According to research recently published in PLOS Pathogens, the compound, unlike any other, is proven to kill causal parasites for malaria, toxoplasmosis, cryptosporidiosis, theileriosis and babesiosis.
“There are compounds that work against the individual parasites, but to find one that works against this entire group, that is what made this unique,” said Roberta O’Connor, an associate professor in Washington State University’s Veterinary Microbiology and Pathology unit, and first author on the paper.
While there are already effective drugs for many of the parasites mentioned here, O’Connor said this group of parasites, called apicomplexans, readily develops drug resistance.
“Development of new, effective drugs against apicomplexan parasites is an ongoing need for human and veterinary medicine,” she said.
One of those parasites in need of a more effective remedy is Cryptosporidium.
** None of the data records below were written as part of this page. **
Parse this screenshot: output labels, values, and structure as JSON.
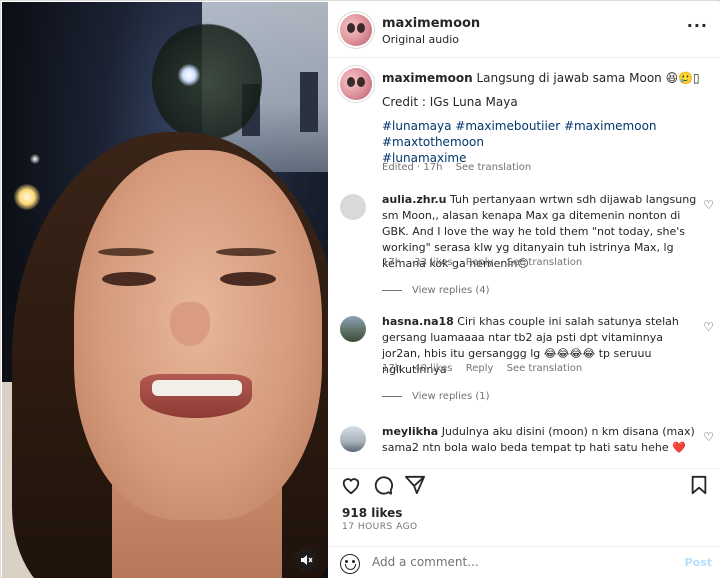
{
  "post": {
    "username": "maximemoon",
    "audio": "Original audio",
    "more_icon": "more-horizontal-icon"
  },
  "caption": {
    "username": "maximemoon",
    "text": "Langsung di jawab sama Moon 😆🥲▯",
    "credit": "Credit : IGs Luna Maya",
    "hashtags_line1": "#lunamaya #maximeboutiier #maximemoon #maxtothemoon",
    "hashtags_line2": "#lunamaxime",
    "edited": "Edited · 17h",
    "see_translation": "See translation"
  },
  "comments": [
    {
      "username": "aulia.zhr.u",
      "text": "Tuh pertanyaan wrtwn sdh dijawab langsung sm Moon,, alasan kenapa Max ga ditemenin nonton di GBK. And I love the way he told them \"not today, she's working\" serasa klw yg ditanyain tuh istrinya Max, lg kemana kok ga nemenin🙃",
      "time": "17h",
      "likes": "33 likes",
      "reply": "Reply",
      "see_translation": "See translation",
      "view_replies": "View replies (4)"
    },
    {
      "username": "hasna.na18",
      "text": "Ciri khas couple ini salah satunya stelah gersang luamaaaa ntar tb2 aja psti dpt vitaminnya jor2an, hbis itu gersanggg lg 😂😂😂😂 tp seruuu ngikutinnya",
      "time": "17h",
      "likes": "40 likes",
      "reply": "Reply",
      "see_translation": "See translation",
      "view_replies": "View replies (1)"
    },
    {
      "username": "meylikha",
      "text": "Judulnya aku disini (moon) n km disana (max) sama2 ntn bola walo beda tempat tp hati satu hehe ❤️"
    }
  ],
  "actions": {
    "likes": "918 likes",
    "time": "17 HOURS AGO"
  },
  "composer": {
    "placeholder": "Add a comment...",
    "post_label": "Post"
  },
  "colors": {
    "hashtag": "#00376b",
    "meta": "#737373",
    "post_disabled": "#b2dffc"
  }
}
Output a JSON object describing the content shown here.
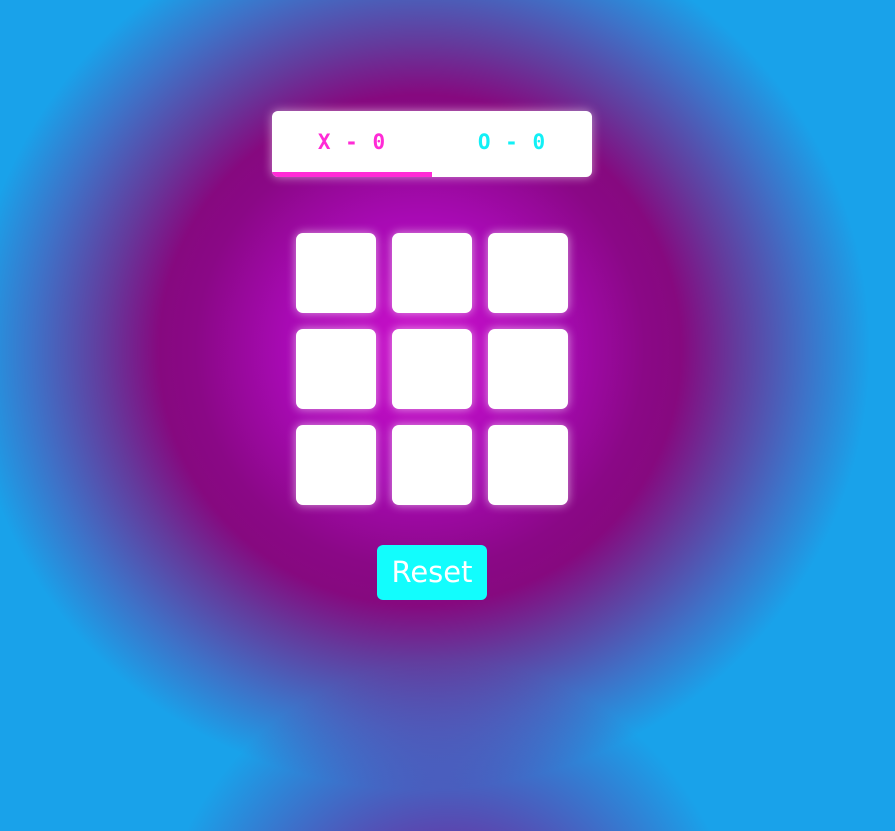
{
  "scoreboard": {
    "x_label": "X - 0",
    "o_label": "O - 0",
    "active_player": "X"
  },
  "board": {
    "cells": [
      "",
      "",
      "",
      "",
      "",
      "",
      "",
      "",
      ""
    ]
  },
  "controls": {
    "reset_label": "Reset"
  },
  "colors": {
    "x_color": "#ff2bd6",
    "o_color": "#12f0f6",
    "accent": "#ff2bd6",
    "reset_bg": "#12fdfd",
    "reset_text": "#ffffff"
  }
}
Cryptosporidium, a waterborne zoonotic parasite, is a major cause of diarrhea in children, immunocompromised patients, and in newborn animals worldwide. The parasite infects millions of humans and agricultural animals annually.
In addition to killing this class of parasites in vitro, tartrolon E was able to kill Cryptosporidium in newborn mice.
Beginning this summer, WSU researchers will test the compound against Cryptosporidium in lambs.
Currently, nitazoxanide is the only drug approved by the Food and Drug Administration to treat cryptosporidiosis.
“Nitazoxanide doesn’t work well for those [patients] who are immunocompromised or malnourished and those are the people most vulnerable to Cryptosporidium,” O’Connor said.
O’Connor is the principal investigator on the study which will characterize the specific effects of tartrolon E on Cryptosporidium parasites. Villarino will lead the pharmacokinetics portion of the study in immunocompromised mice to further assess tartrolon E’s effectiveness and optimal dose regimens.
The research is made possible by a recently awarded 5-year, $1.6 million grant from the National Institutes of Health.
“We will define how the drug behaves in the body and how much of the drug is needed to control Cryptosporidiuminfection,” Villarino said. “We want the maximum effect with minimal adverse effects.”
This aspect of the research on the compound is a key component for drug development.
“This could have a significant impact on human and veterinary medicine because there is no other drug that can effectively treat this condition,” Villarino said.
O’Connor and Villarino are hopeful tartrolon E will lead to a clinically developed drug but they know it is a long way to get there.
“Tartrolon E is obviously hitting some system that is common to [all] these parasites,” O’Connor said. “Even if this compound isn’t successful, if we can determine the mechanism, we will have identified a common drug target for all these parasites.”